Not only do I think that something in this arena is going on with the Bhāṭṭa and Prābhākara (though without the language of "propositions" and mental "modules"), but the fact that postulation is adduced as an explanation on both sides is interesting. After all, postulation is often characterized as semantic implication, a process which relies on axioms to yield something definite, certain, and necessary. However, especially on the Prābhākara view, where it is the desire of the hearer to understand the connections between meanings (and not something syntactic), postulation of a meaning to complete "the door" strikes me as more like inference to the best explanation or abductive inference.

Little has been done to delineate the linguistic examples of postulatory reasoning in Indian philosophy, and to see how they are related. There is the famous case of "Fat Devadatta does not eat during the day" [he eats at night], but now also "the door" in the Tantrarahasya and Mānameyodaya. Further complicating things, in the Mānameyodaya, a response to the Prābhākara is given by the Bhāṭṭa which appeals to ūha, or modification of mantras. Nārāyaṇa Bhaṭṭa argues that ūha is done through verbal postulation.

So what, if anything, unifies these cases? Is it right to say that an expression is postulated in each case? Or just a meaning? What is the epistemic status of the postulated content--can we say that it constitutes knowledge? These kinds of questions are underexplored in relationship to other pramāṇa-s, such as perception and inference.

Bibliography

Nārāyaṇa Bhaṭṭa and Nārāyaṇa Paṇḍita. Mānameyodaya. Adyar Library and Research Cenre, Chennai, reprint, 2004. edition, 1933.

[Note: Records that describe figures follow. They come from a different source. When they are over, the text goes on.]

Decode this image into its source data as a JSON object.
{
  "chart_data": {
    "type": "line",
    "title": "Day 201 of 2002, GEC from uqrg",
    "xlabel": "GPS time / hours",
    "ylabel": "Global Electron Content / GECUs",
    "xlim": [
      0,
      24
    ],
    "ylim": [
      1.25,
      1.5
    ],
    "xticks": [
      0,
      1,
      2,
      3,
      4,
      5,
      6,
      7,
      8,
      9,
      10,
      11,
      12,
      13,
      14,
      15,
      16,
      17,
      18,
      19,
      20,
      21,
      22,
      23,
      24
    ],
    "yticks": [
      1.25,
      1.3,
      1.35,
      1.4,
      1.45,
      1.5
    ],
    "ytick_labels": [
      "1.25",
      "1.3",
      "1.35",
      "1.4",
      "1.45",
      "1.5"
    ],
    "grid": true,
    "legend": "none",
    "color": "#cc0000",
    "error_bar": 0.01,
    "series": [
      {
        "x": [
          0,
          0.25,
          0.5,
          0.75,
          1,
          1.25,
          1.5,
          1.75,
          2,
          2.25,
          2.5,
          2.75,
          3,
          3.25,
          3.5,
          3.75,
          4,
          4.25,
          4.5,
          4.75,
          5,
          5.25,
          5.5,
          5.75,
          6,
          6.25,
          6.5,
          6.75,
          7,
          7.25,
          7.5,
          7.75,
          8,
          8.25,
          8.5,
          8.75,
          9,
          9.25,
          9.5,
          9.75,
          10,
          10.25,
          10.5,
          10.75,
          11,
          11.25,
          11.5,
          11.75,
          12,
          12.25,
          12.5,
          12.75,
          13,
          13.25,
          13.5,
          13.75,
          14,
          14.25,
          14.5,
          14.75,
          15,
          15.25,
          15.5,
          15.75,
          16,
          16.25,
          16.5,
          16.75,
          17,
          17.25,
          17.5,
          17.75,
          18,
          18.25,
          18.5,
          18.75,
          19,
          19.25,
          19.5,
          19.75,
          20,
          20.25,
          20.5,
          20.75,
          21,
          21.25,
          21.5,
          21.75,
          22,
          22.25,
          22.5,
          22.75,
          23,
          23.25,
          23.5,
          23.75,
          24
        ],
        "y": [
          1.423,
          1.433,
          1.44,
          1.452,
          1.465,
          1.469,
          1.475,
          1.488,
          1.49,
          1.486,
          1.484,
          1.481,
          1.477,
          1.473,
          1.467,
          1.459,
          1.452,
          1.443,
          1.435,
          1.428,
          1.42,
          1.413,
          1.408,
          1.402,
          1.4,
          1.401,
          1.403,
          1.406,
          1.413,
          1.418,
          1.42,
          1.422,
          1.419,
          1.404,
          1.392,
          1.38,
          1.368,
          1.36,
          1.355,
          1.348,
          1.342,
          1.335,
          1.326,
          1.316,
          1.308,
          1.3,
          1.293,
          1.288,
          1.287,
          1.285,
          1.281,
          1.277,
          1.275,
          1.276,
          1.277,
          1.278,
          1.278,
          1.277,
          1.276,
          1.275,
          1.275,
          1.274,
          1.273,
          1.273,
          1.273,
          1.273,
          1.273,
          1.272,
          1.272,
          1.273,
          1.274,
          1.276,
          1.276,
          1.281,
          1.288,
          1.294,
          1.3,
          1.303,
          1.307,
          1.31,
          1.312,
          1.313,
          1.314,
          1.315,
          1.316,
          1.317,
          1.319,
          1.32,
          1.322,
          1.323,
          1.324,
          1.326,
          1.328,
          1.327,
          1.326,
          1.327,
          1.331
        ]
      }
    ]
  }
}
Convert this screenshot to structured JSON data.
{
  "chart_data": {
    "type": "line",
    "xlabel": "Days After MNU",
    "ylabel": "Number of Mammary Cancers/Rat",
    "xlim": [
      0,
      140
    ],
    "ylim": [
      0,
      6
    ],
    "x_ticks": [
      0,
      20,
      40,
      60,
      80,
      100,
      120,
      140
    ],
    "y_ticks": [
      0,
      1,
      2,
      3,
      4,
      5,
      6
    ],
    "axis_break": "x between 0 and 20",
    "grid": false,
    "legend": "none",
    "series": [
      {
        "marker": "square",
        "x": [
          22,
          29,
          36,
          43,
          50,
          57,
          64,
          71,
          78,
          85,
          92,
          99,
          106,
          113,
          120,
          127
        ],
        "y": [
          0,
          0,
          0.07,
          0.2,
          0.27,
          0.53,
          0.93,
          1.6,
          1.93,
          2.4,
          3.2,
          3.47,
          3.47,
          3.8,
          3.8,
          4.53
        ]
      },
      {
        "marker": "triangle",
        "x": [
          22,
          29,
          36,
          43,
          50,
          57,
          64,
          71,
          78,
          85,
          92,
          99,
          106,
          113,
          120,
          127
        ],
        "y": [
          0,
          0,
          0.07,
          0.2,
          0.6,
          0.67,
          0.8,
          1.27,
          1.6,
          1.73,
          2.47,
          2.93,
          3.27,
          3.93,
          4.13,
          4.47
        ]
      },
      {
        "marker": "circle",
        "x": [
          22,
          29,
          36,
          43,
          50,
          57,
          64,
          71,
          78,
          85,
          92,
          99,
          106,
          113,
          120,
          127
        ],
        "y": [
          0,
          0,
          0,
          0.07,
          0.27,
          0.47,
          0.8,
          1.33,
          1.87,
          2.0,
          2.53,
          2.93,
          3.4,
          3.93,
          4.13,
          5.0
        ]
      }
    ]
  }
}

Madhav Deshpande. Ellipsis and Syntactic Overlapping: Current Issues in Pāṇinian Syntactic Theory. Bhandarkar Oriental Research Institute, 1985

Rāmānujācārya. Tantrarahasya: A Primer of Prābhākara Mīmāṃsā by Rāmānujācārya. Eds. R. Shama Shastry and K.S. Ramaswami Śiromaṇi. Oriental Institute, Baroda, 2nd edition, 1956.

Robert Stainton. Words and Thoughts: Subsentences, Ellipsis, and the Philosophy of Language. Oxford University Press, Oxford, 2006.